Development of Cognitive Functions in Children With Craniosynostosis With and Without Surgical Treatment.

Objective: Craniosynostosis is a congenital malformation caused by premature fusion of one or more cranial sutures, leading to an abnormal skull shape. Children with craniosynostosis may experience various neurodevelopmental and cognitive disorders. The study's first aim was to examine intelligence quotient and the level of cognitive functioning such as working memory, fluid reasoning, visual-spatial functions, counting, and the scope of knowledge in children with craniosynostosis. The second goal was to compare the level of cognitive abilities of the group of children who were surgically treated with the group of children who did not undergo surgery. Another purpose was to compare cognitive disorders depending on the type of craniosynostosis.

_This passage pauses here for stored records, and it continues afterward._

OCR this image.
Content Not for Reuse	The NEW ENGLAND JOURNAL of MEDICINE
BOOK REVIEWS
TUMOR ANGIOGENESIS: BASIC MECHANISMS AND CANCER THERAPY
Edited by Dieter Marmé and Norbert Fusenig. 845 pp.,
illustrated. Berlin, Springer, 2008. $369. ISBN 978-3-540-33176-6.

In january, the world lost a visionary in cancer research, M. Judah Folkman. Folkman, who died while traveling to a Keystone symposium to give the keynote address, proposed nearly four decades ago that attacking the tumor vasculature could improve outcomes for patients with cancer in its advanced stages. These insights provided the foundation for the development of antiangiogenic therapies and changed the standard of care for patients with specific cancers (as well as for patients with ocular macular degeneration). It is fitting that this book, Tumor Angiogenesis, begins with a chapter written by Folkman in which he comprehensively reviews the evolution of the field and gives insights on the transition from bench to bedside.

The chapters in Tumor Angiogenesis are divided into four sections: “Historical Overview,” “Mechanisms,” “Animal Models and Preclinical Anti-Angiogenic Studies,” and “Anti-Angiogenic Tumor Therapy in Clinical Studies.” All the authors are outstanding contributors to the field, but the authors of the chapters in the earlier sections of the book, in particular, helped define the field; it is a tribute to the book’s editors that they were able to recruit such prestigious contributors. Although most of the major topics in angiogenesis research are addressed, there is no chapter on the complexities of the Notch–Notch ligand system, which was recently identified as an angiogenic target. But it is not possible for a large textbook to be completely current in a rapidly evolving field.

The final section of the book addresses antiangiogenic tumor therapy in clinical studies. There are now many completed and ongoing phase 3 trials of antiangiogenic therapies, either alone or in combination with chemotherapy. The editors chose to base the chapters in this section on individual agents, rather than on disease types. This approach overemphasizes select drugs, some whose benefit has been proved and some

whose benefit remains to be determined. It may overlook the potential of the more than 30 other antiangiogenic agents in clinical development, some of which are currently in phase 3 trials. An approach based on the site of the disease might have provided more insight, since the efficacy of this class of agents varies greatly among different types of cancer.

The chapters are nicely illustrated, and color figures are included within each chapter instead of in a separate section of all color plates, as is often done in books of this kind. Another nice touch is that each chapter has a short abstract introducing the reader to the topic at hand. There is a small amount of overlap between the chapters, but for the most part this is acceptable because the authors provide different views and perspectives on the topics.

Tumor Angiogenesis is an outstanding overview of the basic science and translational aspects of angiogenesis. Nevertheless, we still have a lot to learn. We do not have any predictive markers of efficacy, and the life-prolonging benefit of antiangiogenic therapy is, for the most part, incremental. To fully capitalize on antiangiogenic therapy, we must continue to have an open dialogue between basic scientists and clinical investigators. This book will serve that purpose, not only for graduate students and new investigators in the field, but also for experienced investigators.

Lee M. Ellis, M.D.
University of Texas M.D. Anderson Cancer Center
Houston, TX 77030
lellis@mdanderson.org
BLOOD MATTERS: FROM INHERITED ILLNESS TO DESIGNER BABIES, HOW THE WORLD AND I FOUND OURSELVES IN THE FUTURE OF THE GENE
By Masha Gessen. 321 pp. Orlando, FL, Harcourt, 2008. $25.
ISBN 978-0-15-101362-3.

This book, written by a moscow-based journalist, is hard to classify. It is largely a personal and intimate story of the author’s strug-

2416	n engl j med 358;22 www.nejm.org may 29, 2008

Patients and method: A group of 365 patients (255 boys and 110 girls) aged between 4 and 15 years old (M=7.5; SD=2.2), including 275 treated for single-suture (133 metopic, 116 sagittal, 26 unicoronal) and 90 for complex craniosynostosis, were examined for cognitive disorders. A total of 240 children in the group had skull surgery, while 125 had not been surgically treated. Intellectual and cognitive abilities were assessed with the standardized Stanford-Binet Intelligence Scales, Fifth Edition (SB-5). The test was performed using both nonverbal and verbal scales.

Results: In all, 27.40% (n=100) of patients covered by the study showed significantly lower scores than normative population averages on Full Scale IQ, including 15.06% (n=55) of children with mild to moderate impaired or delayed. Complex and surgically untreated craniosynostosis is associated with an increased occurrence of cognitive disorders.